La composition probable du Brésil: Alisson; Eder Militão (ou Dani Alves), Marquinhos, Thiago Silva, Alex Sandro; Lucas Paqueta, Casemiro; Raphinha, Rodrygo, Vinicius; Richarlison.
Les infos bonus
La clé tactique: comment sortir du contre-pressing brésilien?
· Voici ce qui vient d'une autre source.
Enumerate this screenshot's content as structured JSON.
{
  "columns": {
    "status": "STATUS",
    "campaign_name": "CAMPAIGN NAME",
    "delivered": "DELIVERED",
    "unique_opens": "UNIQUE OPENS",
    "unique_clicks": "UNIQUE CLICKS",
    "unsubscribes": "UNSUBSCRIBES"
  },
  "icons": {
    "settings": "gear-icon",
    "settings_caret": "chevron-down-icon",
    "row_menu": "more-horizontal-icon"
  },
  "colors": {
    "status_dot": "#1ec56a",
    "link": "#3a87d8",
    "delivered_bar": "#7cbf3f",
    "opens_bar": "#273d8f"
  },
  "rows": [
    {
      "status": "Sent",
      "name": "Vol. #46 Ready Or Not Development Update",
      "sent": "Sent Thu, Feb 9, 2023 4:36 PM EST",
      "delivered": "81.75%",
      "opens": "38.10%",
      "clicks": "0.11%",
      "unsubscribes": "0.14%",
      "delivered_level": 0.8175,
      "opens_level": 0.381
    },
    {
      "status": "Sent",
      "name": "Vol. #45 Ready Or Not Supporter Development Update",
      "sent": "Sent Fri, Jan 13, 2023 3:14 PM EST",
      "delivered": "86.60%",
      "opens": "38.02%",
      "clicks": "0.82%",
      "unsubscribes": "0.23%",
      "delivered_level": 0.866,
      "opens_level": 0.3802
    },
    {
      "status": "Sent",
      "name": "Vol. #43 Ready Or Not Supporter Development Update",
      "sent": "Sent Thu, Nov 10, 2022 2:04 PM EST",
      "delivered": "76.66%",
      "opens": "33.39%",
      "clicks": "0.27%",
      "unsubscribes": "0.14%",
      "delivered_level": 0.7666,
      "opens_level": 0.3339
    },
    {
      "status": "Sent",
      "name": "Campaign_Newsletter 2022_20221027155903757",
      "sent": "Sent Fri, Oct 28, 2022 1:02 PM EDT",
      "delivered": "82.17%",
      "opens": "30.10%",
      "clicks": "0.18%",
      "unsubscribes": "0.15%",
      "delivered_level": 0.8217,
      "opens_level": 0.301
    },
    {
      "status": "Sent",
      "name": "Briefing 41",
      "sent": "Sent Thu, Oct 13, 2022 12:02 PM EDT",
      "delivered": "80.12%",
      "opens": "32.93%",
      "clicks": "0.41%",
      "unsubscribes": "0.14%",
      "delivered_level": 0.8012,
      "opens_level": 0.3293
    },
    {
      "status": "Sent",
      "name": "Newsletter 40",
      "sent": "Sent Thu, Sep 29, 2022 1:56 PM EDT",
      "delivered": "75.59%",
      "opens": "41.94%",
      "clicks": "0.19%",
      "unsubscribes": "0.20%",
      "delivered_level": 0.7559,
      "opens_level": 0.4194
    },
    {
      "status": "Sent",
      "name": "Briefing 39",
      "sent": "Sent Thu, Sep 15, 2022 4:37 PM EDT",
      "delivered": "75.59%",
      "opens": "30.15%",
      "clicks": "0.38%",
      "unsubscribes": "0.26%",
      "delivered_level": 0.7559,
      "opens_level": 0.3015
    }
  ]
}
Le Brésil, ses stars, son talent fou, ses capacités techniques sans égales, ou presque. Et son sens de l’organisation. Surtout, ce qui a frappé le staff de l’équipe de Suisse (qui a assisté du stade à la victoire 2-0 contre la Serbie), c’est son contre-pressing. Autrement dit, sa capacité à récupérer le ballon immédiatement après la perte. Le temps de récupération moyen des Brésiliens sur ce premier match atteste de cette domination: 8,7 secondes. C’est un des meilleurs scores depuis le début de la compétition, qui plus est dans un schéma où le score a mis du temps pour se décanter.
«Le but sera bien sûr de sortir de cette pression», admettait Vincent Cavin, l’assistant de Murat Yakin, vendredi. «En théorie, tout est facile, mais s’ils jouent comme contre la Serbie, il sera très compliqué de faire un résultat», ajoutait-il. Parce que le Brésil s’organise avec le ballon en anticipant la perte. Un joueur est particulièrement important dans ce projet: Casemiro. Le milieu de Manchester United est le premier étage de la fusée à la perte de balle: il a récupéré dix ballons jeudi. Souvent, il suffit, même si la défense centrale composée de Marquinhos et Thiago Silva est là pour couvrir, le cas échéant, et à même de défendre en avançant.
La clé pour l’équipe de Suisse, c’est donc de sortir de cette pression immédiate. Sans quoi le risque de voir le Brésil s’installer dans son camp sur des séquences interminables. Et qui peuvent régulièrement se terminer par une occasion ou, au moins, une situation chaude.
Comment y parvenir? En sortant le plus rapidement possible de la zone de pression. Cela ne signifie pas forcément jouer immédiatement de l’avant, sous peine de voir le ballon revenir d’autant plus vite. Une passe latérale, voire en retrait, peut suffire à se donner de l’air, pour ensuite sauter la pression. C’est exactement le type d’exercice pratiqué à l’entraînement de veille de match dimanche, sur le petit quart-d’heure accordé à la presse.
Ce n’est pas anodin: la Suisse s’est mise en situation de résister à la pression ces derniers jours. Et peut-être que, pour y parvenir, le rôle de Granit Xhaka sera capital. Plus proche il sera du ballon, mieux la Suisse peut s’en porter.